Remarks by Robert R. Glauber
Chairman and CEO
Final Global Settlement Press Conference
April 28, 2003
Let me first thank and acknowledge Chairman Donaldson; Steve Cutler, his very able Enforcement Director who led these negotiations; Eliot Spitzer and Beth Golden and their first-rate team; Dick Grasso and David Doherty; Christine Bruenn who so capably represented all the states; and from NASD, our Vice Chairman Mary Schapiro and our team of investigators and enforcement attorneys led by Barry Goldsmith -- many of whom are here today -- whose substantive contribution to this matter was second to none.
Today marks an ending, but even more, a beginning. Because in finalizing this settlement, we take a giant step on the road to restoring and renewing investor confidence.
The final resolution we announce today is a good one for everyone, everywhere, who has a stake in the integrity of the U.S. capital markets.
The sanctions on the firms and individuals involved in this settlement are among the strongest and most substantial in the history of securities enforcement.
In levying these fines and ordering these structural changes, we have sent an unmistakable signal that analyst research cannot be merely a servant of investment banking, and that hot IPOs cannot be doled out to corporate insiders as virtual commercial bribes.
We have also underscored that firms act through individuals, and that individuals will be held accountable for their misdeeds.
Consistent with these principles, beginning in 2000, NASD has investigated and brought charges in more than a dozen other important analyst and IPO allocation cases against individuals as well as firms. Indeed, two cases against individuals are settled as part of this global settlement. And we are continuing to investigate and develop cases against those who have violated their supervisory or individual responsibilities to the investing public.
Today's settlement, along with these enforcement cases and the new rules that are in force or on the way regarding initial public offerings as well as analyst research, will go a long way toward ensuring that these problems are solved -- not only at the large investment houses that are party to this settlement, but throughout a diverse industry.
Building on these efforts, NASD will now look at additional rules that will make good regulatory sense and work throughout our capital markets to assure that markets are honest and are capable of continuing to raise capital for companies that need it.
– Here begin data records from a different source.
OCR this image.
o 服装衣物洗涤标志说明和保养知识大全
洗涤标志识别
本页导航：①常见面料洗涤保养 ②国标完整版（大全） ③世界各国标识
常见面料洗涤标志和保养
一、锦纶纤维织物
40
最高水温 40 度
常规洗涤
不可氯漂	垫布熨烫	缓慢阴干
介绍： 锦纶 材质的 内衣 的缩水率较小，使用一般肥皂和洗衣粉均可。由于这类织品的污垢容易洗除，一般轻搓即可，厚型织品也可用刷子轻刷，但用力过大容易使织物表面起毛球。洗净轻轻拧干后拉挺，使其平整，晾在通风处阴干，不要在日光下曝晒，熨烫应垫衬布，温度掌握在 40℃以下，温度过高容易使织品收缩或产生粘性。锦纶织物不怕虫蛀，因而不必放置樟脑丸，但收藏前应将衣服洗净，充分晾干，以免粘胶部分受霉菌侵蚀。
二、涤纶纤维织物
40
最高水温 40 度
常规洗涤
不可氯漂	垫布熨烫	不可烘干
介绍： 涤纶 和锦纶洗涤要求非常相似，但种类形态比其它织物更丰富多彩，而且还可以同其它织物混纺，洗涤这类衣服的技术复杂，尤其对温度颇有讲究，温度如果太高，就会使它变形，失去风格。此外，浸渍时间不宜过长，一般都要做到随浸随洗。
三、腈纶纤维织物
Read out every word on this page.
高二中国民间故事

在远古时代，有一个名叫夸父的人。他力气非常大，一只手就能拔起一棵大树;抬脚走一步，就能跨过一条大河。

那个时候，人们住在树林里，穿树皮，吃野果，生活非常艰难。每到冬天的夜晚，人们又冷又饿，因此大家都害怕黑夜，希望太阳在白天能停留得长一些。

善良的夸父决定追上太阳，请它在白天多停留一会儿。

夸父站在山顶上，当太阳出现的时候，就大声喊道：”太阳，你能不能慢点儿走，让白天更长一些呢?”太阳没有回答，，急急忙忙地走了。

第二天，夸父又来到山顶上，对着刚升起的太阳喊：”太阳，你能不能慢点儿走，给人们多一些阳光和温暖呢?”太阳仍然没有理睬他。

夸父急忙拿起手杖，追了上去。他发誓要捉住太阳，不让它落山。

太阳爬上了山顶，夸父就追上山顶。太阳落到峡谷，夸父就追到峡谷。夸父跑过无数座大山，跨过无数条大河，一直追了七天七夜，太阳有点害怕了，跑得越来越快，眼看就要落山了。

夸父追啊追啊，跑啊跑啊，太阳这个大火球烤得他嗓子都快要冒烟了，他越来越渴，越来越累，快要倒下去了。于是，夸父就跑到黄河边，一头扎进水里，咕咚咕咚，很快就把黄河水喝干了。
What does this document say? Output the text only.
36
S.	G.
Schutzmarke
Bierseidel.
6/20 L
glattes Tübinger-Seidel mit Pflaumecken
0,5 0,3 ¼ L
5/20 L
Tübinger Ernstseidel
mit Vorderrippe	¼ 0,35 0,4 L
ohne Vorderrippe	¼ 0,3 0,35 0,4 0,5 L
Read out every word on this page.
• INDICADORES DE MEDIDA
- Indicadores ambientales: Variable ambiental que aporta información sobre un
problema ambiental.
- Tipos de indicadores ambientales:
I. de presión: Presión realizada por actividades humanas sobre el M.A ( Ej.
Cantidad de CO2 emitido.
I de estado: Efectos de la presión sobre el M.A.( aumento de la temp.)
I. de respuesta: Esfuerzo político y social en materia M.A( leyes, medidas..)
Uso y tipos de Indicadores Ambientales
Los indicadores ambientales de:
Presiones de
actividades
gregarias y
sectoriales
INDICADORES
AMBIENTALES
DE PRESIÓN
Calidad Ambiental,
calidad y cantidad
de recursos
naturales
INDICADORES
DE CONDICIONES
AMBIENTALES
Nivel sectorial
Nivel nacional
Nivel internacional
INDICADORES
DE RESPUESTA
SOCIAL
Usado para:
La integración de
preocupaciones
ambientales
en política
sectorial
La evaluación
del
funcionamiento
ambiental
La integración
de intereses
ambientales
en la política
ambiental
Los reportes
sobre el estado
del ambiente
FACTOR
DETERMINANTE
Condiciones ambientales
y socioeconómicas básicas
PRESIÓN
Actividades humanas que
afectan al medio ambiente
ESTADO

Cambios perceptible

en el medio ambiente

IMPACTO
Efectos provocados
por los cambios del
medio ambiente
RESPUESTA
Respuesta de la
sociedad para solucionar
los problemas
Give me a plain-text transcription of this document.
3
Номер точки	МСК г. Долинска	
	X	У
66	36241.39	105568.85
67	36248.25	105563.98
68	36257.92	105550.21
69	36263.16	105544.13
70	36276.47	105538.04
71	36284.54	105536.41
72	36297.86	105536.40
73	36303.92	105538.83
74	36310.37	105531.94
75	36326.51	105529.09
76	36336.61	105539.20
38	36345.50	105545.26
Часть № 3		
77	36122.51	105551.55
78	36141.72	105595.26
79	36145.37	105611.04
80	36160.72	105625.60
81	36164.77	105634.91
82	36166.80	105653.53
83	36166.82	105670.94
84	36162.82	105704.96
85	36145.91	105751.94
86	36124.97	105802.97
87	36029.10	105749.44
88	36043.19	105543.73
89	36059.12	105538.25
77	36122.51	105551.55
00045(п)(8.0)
Let me say in closing that if there is one thing that is proved by today's settlement -- together with all the attendant publicity and lost investor confidence -- it is that playing by the rules is more than good ethics, it is good business. That is a hard lesson, but it is one the participants in this settlement now understand clearly.
And that is good news for every investor and issuer who wants to participate in the most liquid and developed capital markets in the world.